Para ganar unas elecciones no
hace falta ser un buen gestor, sino ser un buen vendedor. Y un buen vendedor de
sí mismo, además. Como lo de la gestión viene después de las elecciones, los
buenos gestores que no saben venderse no llegan a gestionar nunca. En cambio,
los malos gestores que saben venderse ganan las elecciones y gestionan la cosa
pública, para desgracia de los ciudadanos.
Cuando
los ciudadanos son listos, no se fían de la sonrisa de las fotos del candidato,
ni de lo bien que hable, ni de las promesas que les haga. Es más, cuando los
ciudadanos son listos, sospechan de aquellos que quieren venderle la moto por
mucho menos de lo que vale, porque saben que nadie da duros a peseta.
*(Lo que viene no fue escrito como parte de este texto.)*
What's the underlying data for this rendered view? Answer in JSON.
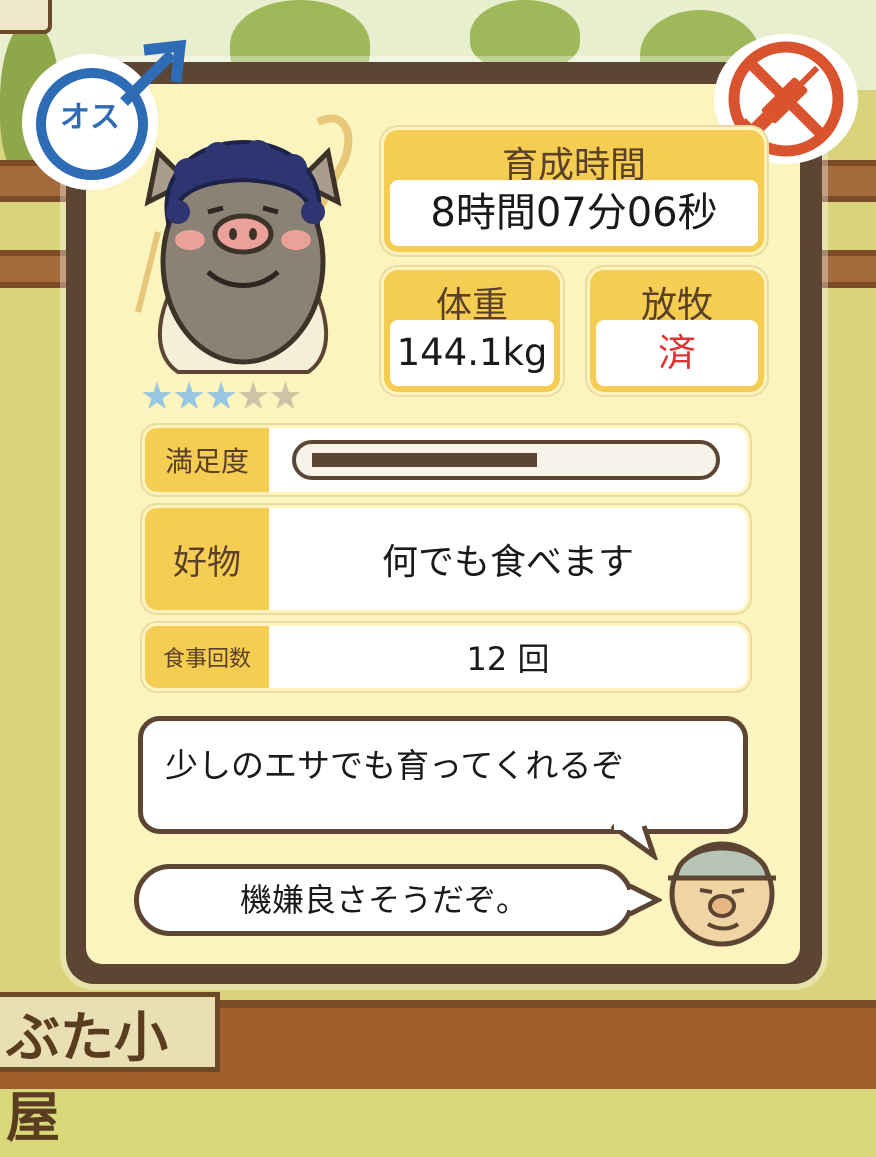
{
  "background_sign": "ぶた小屋",
  "gender": {
    "label": "オス",
    "color": "#2e6cb5"
  },
  "vaccine": {
    "icon": "syringe-prohibited-icon",
    "color": "#d9532e"
  },
  "rating": {
    "stars": 3,
    "max": 5
  },
  "growth_time": {
    "label": "育成時間",
    "value": "8時間07分06秒"
  },
  "weight": {
    "label": "体重",
    "value": "144.1kg"
  },
  "grazing": {
    "label": "放牧",
    "value": "済",
    "value_color": "#e03333"
  },
  "satisfaction": {
    "label": "満足度",
    "level": 0.58
  },
  "favorite_food": {
    "label": "好物",
    "value": "何でも食べます"
  },
  "meal_count": {
    "label": "食事回数",
    "value": "12 回"
  },
  "message": "少しのエサでも育ってくれるぞ",
  "mood": "機嫌良さそうだぞ。",
  "colors": {
    "panel_border": "#5c4633",
    "header_yellow": "#f4cd52",
    "panel_bg": "#fbf4bf"
  }
}
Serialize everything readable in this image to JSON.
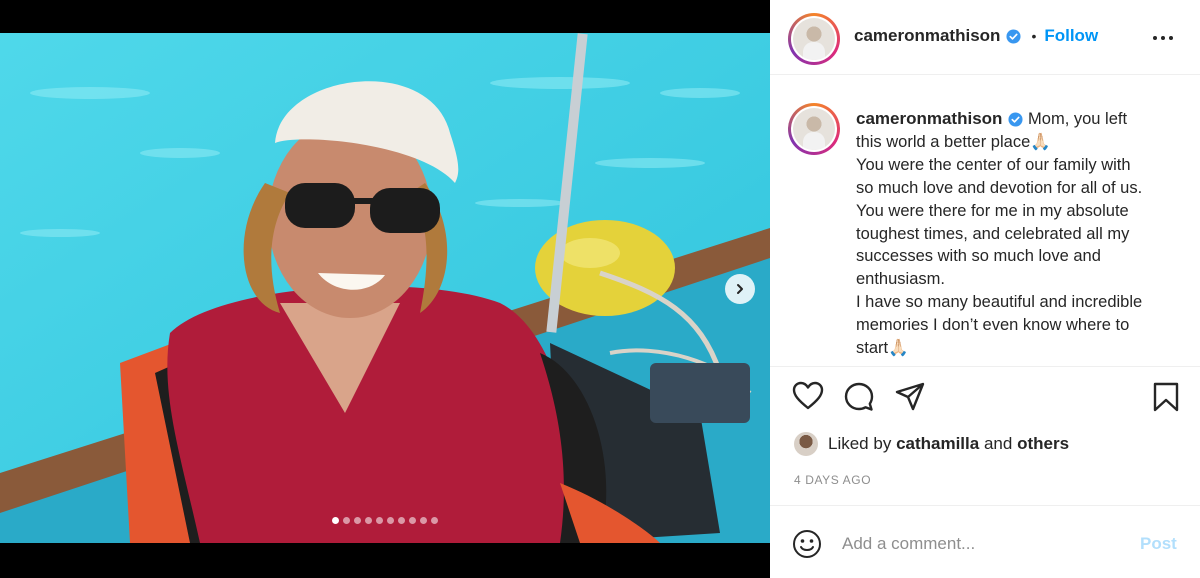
{
  "post": {
    "username": "cameronmathison",
    "separator": "•",
    "follow_label": "Follow",
    "verified": true,
    "carousel": {
      "total_slides": 10,
      "active_slide": 1
    }
  },
  "caption": {
    "username": "cameronmathison",
    "lines": [
      " Mom, you left",
      "this world a better place🙏🏻",
      "You were the center of our family with",
      "so much love and devotion for all of us.",
      "You were there for me in my absolute",
      "toughest times, and celebrated all my",
      "successes with so much love and",
      "enthusiasm.",
      "I have so many beautiful and incredible",
      "memories I don’t even know where to",
      "start🙏🏻"
    ]
  },
  "likes": {
    "prefix": "Liked by ",
    "first_liker": "cathamilla",
    "middle": " and ",
    "others": "others"
  },
  "timestamp": "4 DAYS AGO",
  "comment": {
    "placeholder": "Add a comment...",
    "post_label": "Post"
  },
  "icons": {
    "verified": "verified-badge-icon",
    "more": "more-options-icon",
    "like": "heart-icon",
    "comment": "comment-icon",
    "share": "share-icon",
    "save": "bookmark-icon",
    "emoji": "emoji-icon",
    "next": "chevron-right-icon"
  },
  "colors": {
    "accent": "#0095f6",
    "verified": "#3897f0",
    "muted": "#8e8e8e",
    "post_disabled": "#b2dffc"
  }
}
Cuando los
ciudadanos son listos, sospechan tanto de los currículos dudosos o inflados
como de los que quieren que les pongan la medalla de la humildad.
Yo
siempre he sospechado de los vendedores que necesitan hablar mal de los
productos de la competencia, porque parece que no valoran lo suyo más que por la
comparación que hacen con lo peor de los otros. Y siempre he sospechado de los
regalos que dan los bancos para que te abras una cuenta, porque los bancos no
son tontos y por algún lado les tiene que ir la ganancia.
Una
vez le oí a un amigo decir que, cuando iba a comprar un producto, siempre se
planteaba los precios a partir del segundo más barato, porque desechaba por
sistema el más barato de todos. A mí me pareció bien la costumbre y, salvo
excepciones, la práctico desde entonces. Lo más barato, a fin de cuentas, solo
es lo que menos cuesta. Y lo que menos cuesta suele ser lo que menos vale. Como
el que mejor conoce al producto es el vendedor, si le pone un precio demasiado
bajo o es porque no lo valora lo suficiente o es porque se lo quiere quitar de
encima de cualquier manera, y será por algo.
En
los programas electorales hay un mogollón de promesas. Y todas son gratis. Como
lo gratis es lo que menos cuesta, es lo que menos vale. Vale tan poco, que en
realidad no vale nada. Por eso solo veo los programas electorales para ver a
quien no debo votar. Si me ofrecen el oro y el moro, pienso que me están
tomando el pelo y les niego mi voto. Especialmente si los que me lo ofrecen ya
lo podían haber hecho antes, porque tuvieron la oportunidad.
No
he visto en ningún programa prometer que se subirán los impuestos, salvo los
que prometen que se los subirán a los ricos, lo que es tanto como decir que se
los subirán a otros, siempre a otros. Y no he visto a ningún político hacer lo
que se dice que hacen los buenos comerciantes de Pozoblanco, que te mandan a un
comercio de la competencia si ellos no tienen el producto que les pides, con
tal de que el dinero se quede en el pueblo. Más bien parece lo contrario: con
tal de que no gane el otro comerciante, son capaces de dejar que el cliente se
quede con la necesidad o acabe yéndose a otro pueblo.
Lo
que le interesa al ciudadano, en fin, no es un buen vendedor de humo, sino un
buen gestor de la cosa pública. Algunos ya sabemos cómo gestionan cuando están
en los ayuntamientos y sabemos cómo son. De otros no tenemos más referencias
que lo que han hecho en la sociedad y las palabras con que se presentan. No
parece mucho, pero algunos indicios dan. Por ejemplo, entre los que prometen
más subvenciones y los que exigen más sacrificios, yo me quedaría con los
segundos, que se parecen más a lo que demandaría de sus hijos un honrado padre
de familia. Luego, cada uno que haga lo que quiera, que así es esto de la
democracia. Pero que conste que el pueblo también se equivoca, y que luego
tenemos que apechugar todos con las consecuencias.